Tunisie : la paix sociale menacée

13/12/2012
Communiqué

La FIDH, la Ligue tunisienne pour la défense des droits de l’Homme (LTDH), le Forum tunisien pour les droits économiques et sociaux (FTDES), le Réseau euro-méditerranéen pour les droits de l’Homme (REMDH) et l’Organisation mondiale contre la torture (OMCT) s’inquiètent vivement de la recrudescence d’actes de violences perpétrés dans le cadre de manifestations en Tunisie.

Le 4 décembre dernier, alors que l’Union générale des travailleurs tunisiens (UGTT) commémorait le 60éme anniversaire de l’assassinat du leader et fondateur du mouvement syndical tunisien, Farhat Hached, des groupes de personnes identifiées comme appartenant aux « ligues de protection de la révolution » s’en sont pris à des manifestants rassemblés devant le siège de l’UGTT. Des slogans hostiles à la centrale syndicale appelant notamment à son « épuration » ont été entonnés. Des témoins ont fait état de l’utilisation de gaz paralysant et de la présence d’armes blanches parmi les groupes d’assaillants. Des fonctionnaires de l’UGTT, syndicalistes, membres du bureau exécutif et des personnalités politiques présentes ont été victimes d’agressions verbales et physiques. Des jets de pierres et l’utilisation de bâtons ont par ailleurs occasionné d’importants dégâts matériels au siège de l’UGTT.

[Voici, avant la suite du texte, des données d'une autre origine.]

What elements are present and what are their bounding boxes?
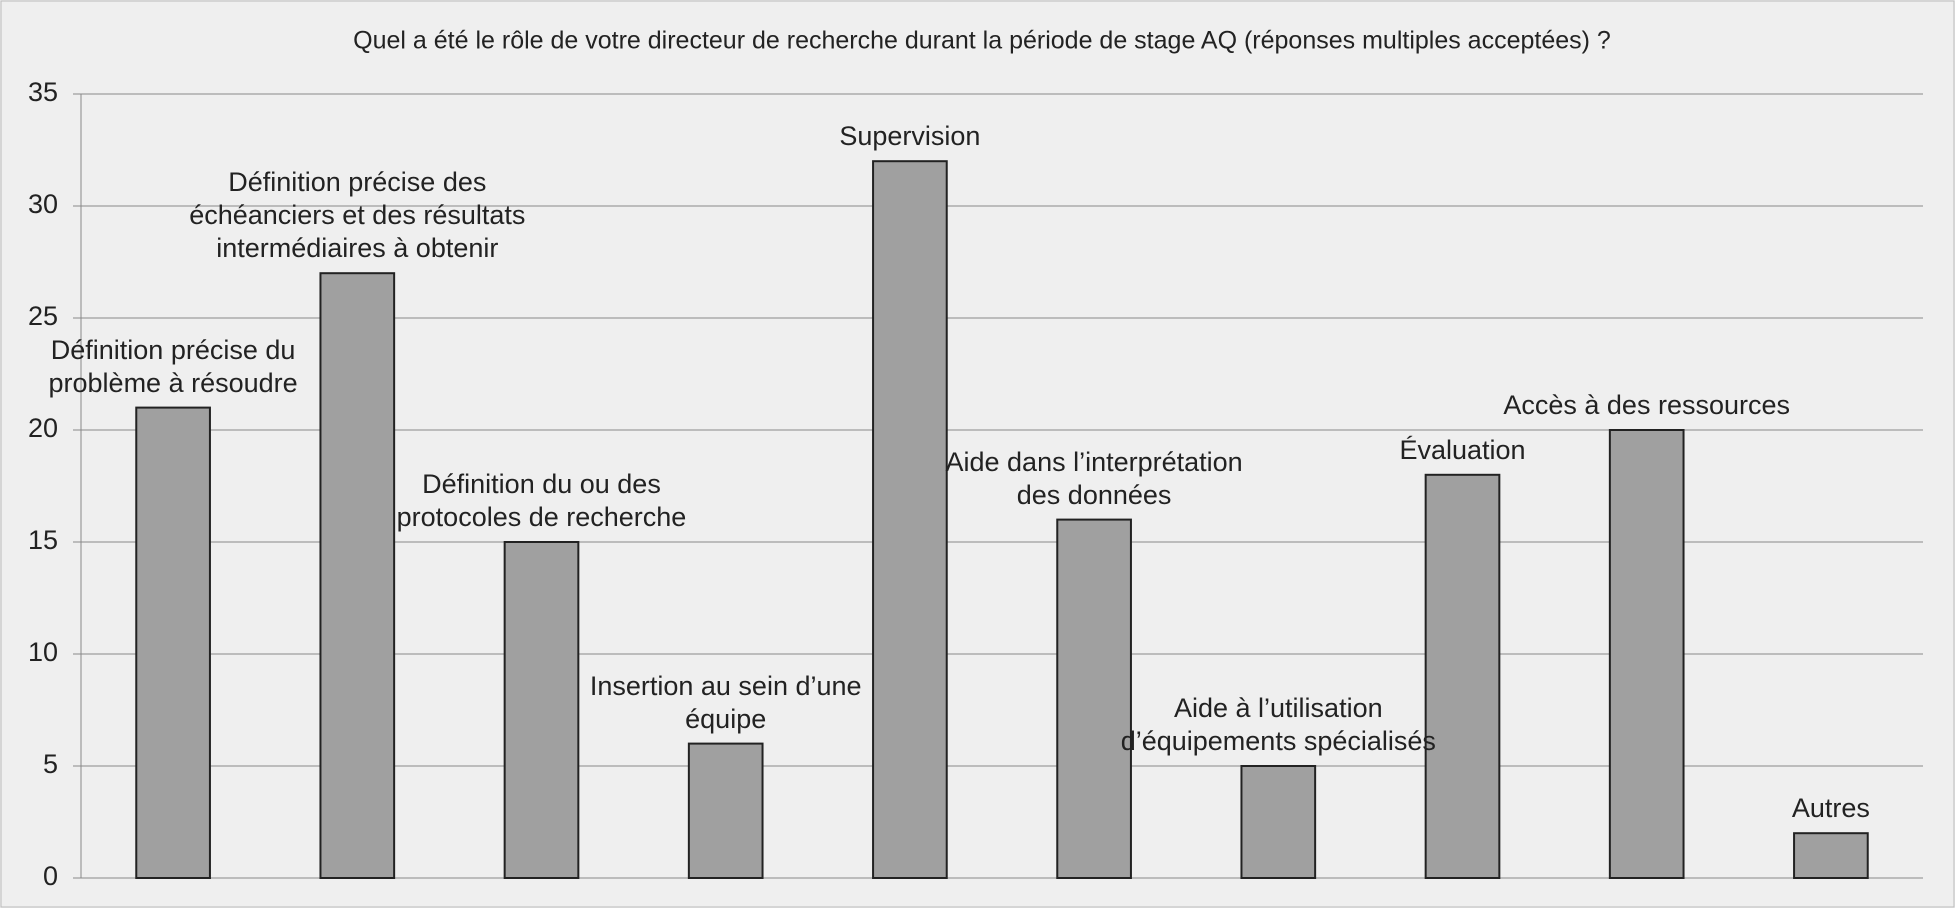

Suite à cette attaque, l’UGTT a annoncé le 5 décembre la tenue d’une grève générale à l’échelle nationale pour protester contre ces attaques, le 13 décembre 2012. La Centrale dénonce une campagne de dénigrement à son encontre qui s’est renforcée ces derniers mois. La direction de l’UGTT et des militants ont été à plusieurs reprises la cible d’actes de harcèlement et de violences. Le 12 décembre 2012, l’UGTT a annoncé l’annulation de la grève générale suite un accord passé avec le gouvernement dont le contenu n’est pas encore connu.

Quelques jours plus tôt, les manifestations qui se sont déroulées à Siliana (120 kms au sud-ouest de Tunis) entre le 27 novembre et le 1er décembre 2012 déclenchées après un appel à la grève générale par le bureau régional de l’UGTT ont été violemment réprimées. Plus de 200 personnes ont été blessées alors que les forces de l’ordre tentaient de disperser les manifestants. Celles-ci ont utilisé des matraques et du gaz lacrymogène en grande quantité et souvent à courte distance des manifestants. Des tirs de chevrotine ont également touché des manifestants, 20 personnes présentent en conséquence des risques de cécité.

Les manifestants rassemblés à Siliana à l’appel de l’UGTT réclamaient la mise en place d’un plan de développement économique, le départ du gouverneur et la libération de 14 personnes détenues depuis avril 2011 et en attente de jugement. Le gouvernorat de Siliana est en proie à une situation socio-économique très difficile. Selon l’UGTT, la région a connu un recul de 66% dans la création d’emplois et une baisse de 45% des investissements entre janvier et octobre 2012.

C’est un accord conclu entre l’UGTT et le gouvernement le 2 décembre 2012 qui a mis fin aux manifestations à Siliana. Cet accord prévoit de mettre à l’écart le gouverneur et de charger le premier délégué provisoirement des affaires du gouvernorat, d’accélérer l’examen des dossiers judiciaires des jeunes détenus depuis avril 2011 et d’accorder une « attention spécifique » aux personnes blessées lors des manifestations.

Toutefois, les déclarations lors des événements, de représentants du gouvernement tunisien dont le chef du gouvernement accusant des partis politiques, des syndicalistes et des défenseurs des droits de l’Homme d’être à l’origine des actes de violences perpétrés par des manifestants à Siliana constituent une menace pour la paix sociale déjà fragile.

Dans ce contexte tendu et d’atteintes répétées à l’encontre de l’UGTT, nos organisations saluent la décision de la Centrale de maintenir le dialogue.

Les organisations signataires dénoncent ces actes de violence et appellent les autorités tunisiennes à diligenter des enquêtes indépendantes et impartiales afin que toute la lumière soit faite sur les violences perpétrées et que les responsables aient à rendre compte devant la justice. Nos organisations appellent à assurer la sécurité des personnes et des institutions menacées ou agressées et à agir dans le respect des obligations internationales de la Tunisie et notamment de protéger le droit au rassemblement pacifique tel que garanti par l’article 21 du Pacte international relatif aux droits civils et politiques ratifié par la Tunisie en 1969.